Daily Archives: February 18, 2009

gobsmacked

The sound of this word can take you towards its sense: the gibbering, gaping gob – like one agog, gaga, gobsmacked – and the siffling crack of smacked like the event that produces the state (and then there is the stunned state that can be produced by the drug sometimes called smack).

Such a good sound for a slap, smacked: the s like the hand whipping through the air, the m giving a sense of the might behind the blow, the aggressive, sharp low front vowel, and then not just the crack with the [k] but the echo with the final [t].

Actually, smack was a word for lip-smacking first: you know, when you make a sharp sound with the sudden parting of the lips, as – evidently more in earlier centuries than now – a sign of gustatory eagerness, such that cognates of this onomatopoeic word in other Germanic languages have to do with flavour and relish. So it’s perhaps ironic that it travelled away from the mouth to the “slap” sense only to be brought back to it with this word, adding gob to the adjectival past participle smacked to signify the point of impact.
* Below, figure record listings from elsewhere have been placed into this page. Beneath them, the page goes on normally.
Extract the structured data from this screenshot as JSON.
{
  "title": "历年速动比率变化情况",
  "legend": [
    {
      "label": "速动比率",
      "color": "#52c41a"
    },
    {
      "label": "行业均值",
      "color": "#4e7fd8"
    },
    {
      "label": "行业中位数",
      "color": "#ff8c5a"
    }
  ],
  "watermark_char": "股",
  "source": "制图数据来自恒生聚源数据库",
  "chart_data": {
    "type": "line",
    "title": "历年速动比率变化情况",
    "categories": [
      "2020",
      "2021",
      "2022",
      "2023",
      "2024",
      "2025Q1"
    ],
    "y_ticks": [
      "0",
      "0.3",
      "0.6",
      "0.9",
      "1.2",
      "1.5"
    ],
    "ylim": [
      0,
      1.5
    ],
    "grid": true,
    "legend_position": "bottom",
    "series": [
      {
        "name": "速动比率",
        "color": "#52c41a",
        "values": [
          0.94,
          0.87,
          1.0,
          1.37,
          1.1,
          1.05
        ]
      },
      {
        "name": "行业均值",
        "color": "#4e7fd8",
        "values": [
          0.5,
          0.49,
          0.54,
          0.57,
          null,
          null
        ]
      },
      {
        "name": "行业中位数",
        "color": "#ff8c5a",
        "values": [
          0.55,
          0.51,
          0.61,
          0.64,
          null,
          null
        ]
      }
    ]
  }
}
Gob is of course another buccal word, suspected to come from Gaelic for “beak”; there is another gob that refers to mouthfuls, lumps, masses, and comes from a French word for the same. So gobstopper refers to a ball of candy (which one might call a gob) that stops up your gob – your mouth – but also stops gobs from coming out of it. (And, though you might drool, you can say “gob” with a gobstopper in – it does not require the blade of the tongue.)

And gobsmacked? Just a striking metaphor, of course. If it seems like a grand old British word, it might be, but there are currently no citations for it before the 1980s, so it might sooner be a grand rather new British word. One way or the other, you’re most likely to find it in predicate position: sooner “I was gobsmacked” than “I saw three gobsmacked Englishmen.”